利用者の情報は相談支援事業所や保健相談所、福祉事務所等とやり取りをする場合があり、利用者・家族とは利用契約時に個人情報使用同意書を取り交わしている。個人情報を外部に提供する際には本人に同意を得ている。また、契約時には留意事項として、ロッカーやクロゼットは個人専用ではないことや、私物はその都度持ち帰ることを伝えている。そのため、個人の所有物を施設内に置かないようにしてもらい、財布や携帯電話などの貴重品は身に付けてもらっている。上着やカバンなどは共有ロッカーに入れるなど所有物の管理に配慮している。

利用者の羞恥心やプライバシーの保護に努めている

日常の支援では羞恥心に配慮しており、更衣室ではロッカーを男女別にしている。トイレは3階は共用であるが、1,2階は男女別である。利用者との面談も他人に声を聞かれないように面談室でおこない、プライバシーに配慮している。利用者調査でも「あなたのプライバシーを職員は守っているか」の設問に対し、回答者の80%が「はい」と答えている。職員自己評価でも、回答者全員が「利用者のプライバシー保護を徹底している」と答えるなど、個人の尊厳を尊重していることが確認できる。

利用者一人ひとりの意思を尊重した支援に努めている

事業所の利用にあたりインテーク面接を実施しており、障害や病気のことだけでなく、本人の意向や気持ちを丁寧に聞き取るようにしている。通所の日数なども、本人の体力を考慮したり「休みたい」などの意向は本人の意思を尊重している。利用者には自分の言いたいことを伝えるように話をしている。経験の浅い職員には医師である法人理事長が講師となり、対応を指導している。職員の人数が少ないため一人が多くの利用者に関わるが、毎朝・夕の申し送りで情報を共有し、支援にあたっている。


  サブカテゴリー6 事業所業務の標準化
  評価項目1 手引書等を整備し、事業所業務の標準化を図るための取り組みをしている 実施状況
  標準項目1 手引書(基準書、手順書、マニュアル)等で、事業所が提供しているサービスの基本事項や手順等を明確にしている
  標準項目2 提供しているサービスが定められた基本事項や手順等に沿っているかどうかを定期的に点検・見直しをしている
  標準項目3 職員は、わからないことが起きた際や業務点検の手段として、日常的に手引書等を活用している
  評価項目2 サービスの向上をめざして、事業所の標準的な業務水準を見直す取り組みをしている 実施状況
  標準項目1 提供しているサービスの基本事項や手順等は改変の時期や見直しの基準が定められている
  標準項目2 提供しているサービスの基本事項や手順等の見直しにあたり、職員や利用者等からの意見や提案を反映するようにしている
講評
法人で作成した多くのマニュアルや規程が整備されている

事故発生時の対応や災害時対応のマニュアル、リスクマネジメント、権利擁護・虐待防止などのマニュアルや規定が整備されている。法人で作成した多くのマニュアルや諸規定は、制定・最終改定日を付けて一覧表で管理している。しかしながら、改定日が古いものも多く、見直しができていない。マニュアルや規定は定期的に更新するとともに、内部研修等で読み合わせをするなど内容の確認をおこない、日常的に活用することが期待される。

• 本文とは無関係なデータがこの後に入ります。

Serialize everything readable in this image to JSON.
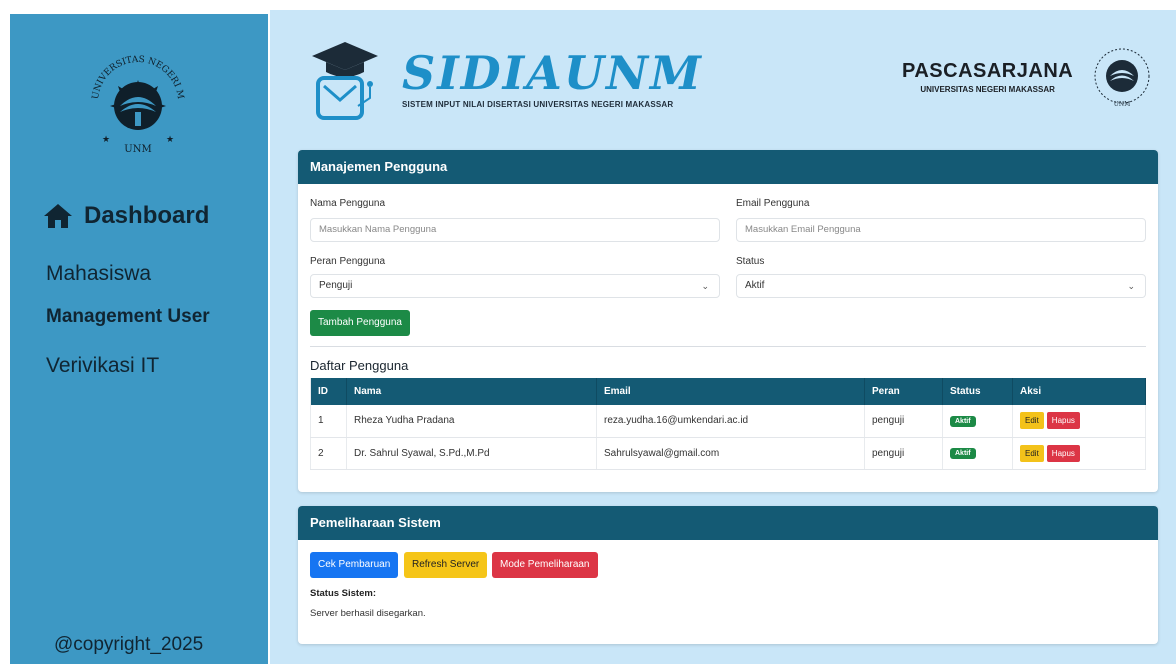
{
  "sidebar": {
    "logo_text": "UNIVERSITAS NEGERI MAKASSAR",
    "logo_sub": "UNM",
    "dashboard": "Dashboard",
    "items": [
      "Mahasiswa",
      "Management User",
      "Verivikasi IT"
    ],
    "copyright": "@copyright_2025"
  },
  "header": {
    "brand_title": "SIDIAUNM",
    "brand_sub": "SISTEM INPUT NILAI DISERTASI UNIVERSITAS NEGERI MAKASSAR",
    "pasca_title": "PASCASARJANA",
    "pasca_sub": "UNIVERSITAS NEGERI MAKASSAR"
  },
  "user_form": {
    "title": "Manajemen Pengguna",
    "name_label": "Nama Pengguna",
    "name_placeholder": "Masukkan Nama Pengguna",
    "email_label": "Email Pengguna",
    "email_placeholder": "Masukkan Email Pengguna",
    "role_label": "Peran Pengguna",
    "role_value": "Penguji",
    "status_label": "Status",
    "status_value": "Aktif",
    "add_button": "Tambah Pengguna"
  },
  "user_list": {
    "title": "Daftar Pengguna",
    "columns": [
      "ID",
      "Nama",
      "Email",
      "Peran",
      "Status",
      "Aksi"
    ],
    "rows": [
      {
        "id": "1",
        "name": "Rheza Yudha Pradana",
        "email": "reza.yudha.16@umkendari.ac.id",
        "role": "penguji",
        "status": "Aktif"
      },
      {
        "id": "2",
        "name": "Dr. Sahrul Syawal, S.Pd.,M.Pd",
        "email": "Sahrulsyawal@gmail.com",
        "role": "penguji",
        "status": "Aktif"
      }
    ],
    "edit_label": "Edit",
    "delete_label": "Hapus"
  },
  "maintenance": {
    "title": "Pemeliharaan Sistem",
    "check_button": "Cek Pembaruan",
    "refresh_button": "Refresh Server",
    "mode_button": "Mode Pemeliharaan",
    "status_label": "Status Sistem:",
    "status_text": "Server berhasil disegarkan."
  },
  "colors": {
    "sidebar": "#3d98c4",
    "main_bg": "#c9e6f8",
    "header_bar": "#145a74",
    "brand": "#1e8fc8"
  }
}
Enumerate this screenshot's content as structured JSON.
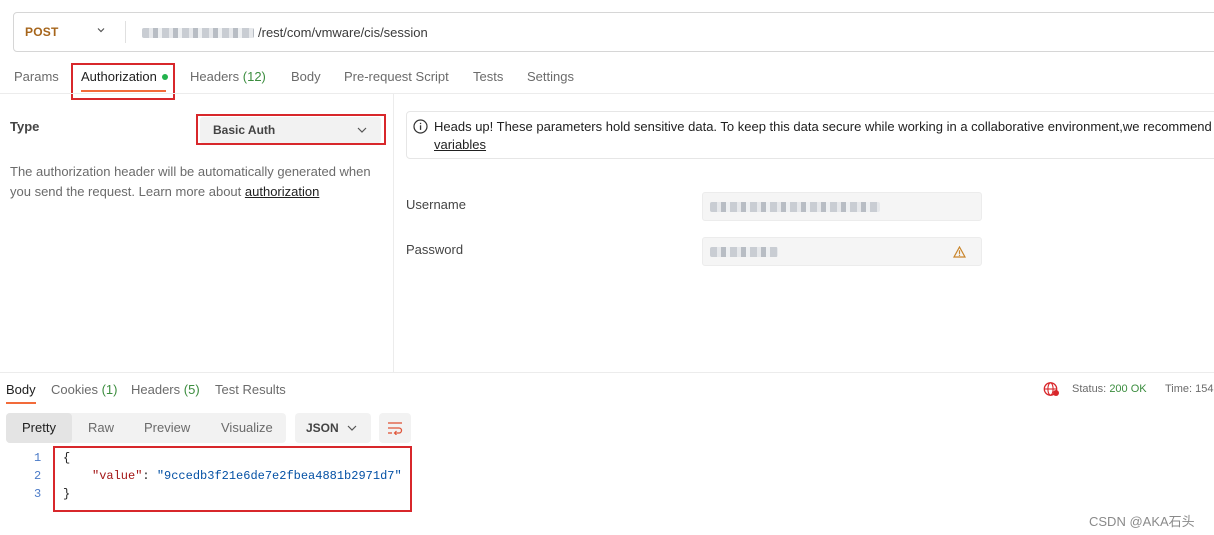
{
  "request": {
    "method": "POST",
    "url_path": "/rest/com/vmware/cis/session"
  },
  "tabs": [
    {
      "label": "Params"
    },
    {
      "label": "Authorization",
      "indicator": "green-dot"
    },
    {
      "label": "Headers",
      "count": "(12)"
    },
    {
      "label": "Body"
    },
    {
      "label": "Pre-request Script"
    },
    {
      "label": "Tests"
    },
    {
      "label": "Settings"
    }
  ],
  "auth": {
    "type_label": "Type",
    "type_value": "Basic Auth",
    "description_prefix": "The authorization header will be automatically generated when you send the request. Learn more about ",
    "description_link": "authorization",
    "notice_prefix": "Heads up! These parameters hold sensitive data. To keep this data secure while working in a collaborative environment,we recommend us",
    "notice_link": "variables",
    "username_label": "Username",
    "password_label": "Password"
  },
  "response": {
    "tabs": [
      {
        "label": "Body"
      },
      {
        "label": "Cookies",
        "count": "(1)"
      },
      {
        "label": "Headers",
        "count": "(5)"
      },
      {
        "label": "Test Results"
      }
    ],
    "status_label": "Status:",
    "status_value": "200 OK",
    "time_label": "Time:",
    "time_value": "154",
    "view_modes": [
      "Pretty",
      "Raw",
      "Preview",
      "Visualize"
    ],
    "format": "JSON",
    "lines": [
      "1",
      "2",
      "3"
    ],
    "json_open": "{",
    "json_key": "\"value\"",
    "json_colon": ": ",
    "json_value": "\"9ccedb3f21e6de7e2fbea4881b2971d7\"",
    "json_close": "}"
  },
  "watermark": "CSDN @AKA石头",
  "colors": {
    "accent": "#f26b3a",
    "highlight": "#d8272b",
    "ok": "#3c8d3f",
    "method": "#a6651b"
  }
}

利用者サービスについては各種の会議で検討し、支援の質向上を目指している

事業所の運営や利用者の支援については、毎月の所内会議や半期ごとの振り返り、年度末の総括研究会で確認・評価している。個別支援計画の見直し時期には全職員で意見交換し、新たな計画を作成している。職員は利用者の声を吸い上げ会議の場で提案・検討し、計画に反映できるようにしている。職員自己評価でも「利用者本人の意向を大切にしている」「会議で支援に関する情報の共有や方針の確認をし利用者に接している」等のコメントが見られた。各種の会議で利用者情報を共有し、支援の質向上に取り組んでいることが確認できる。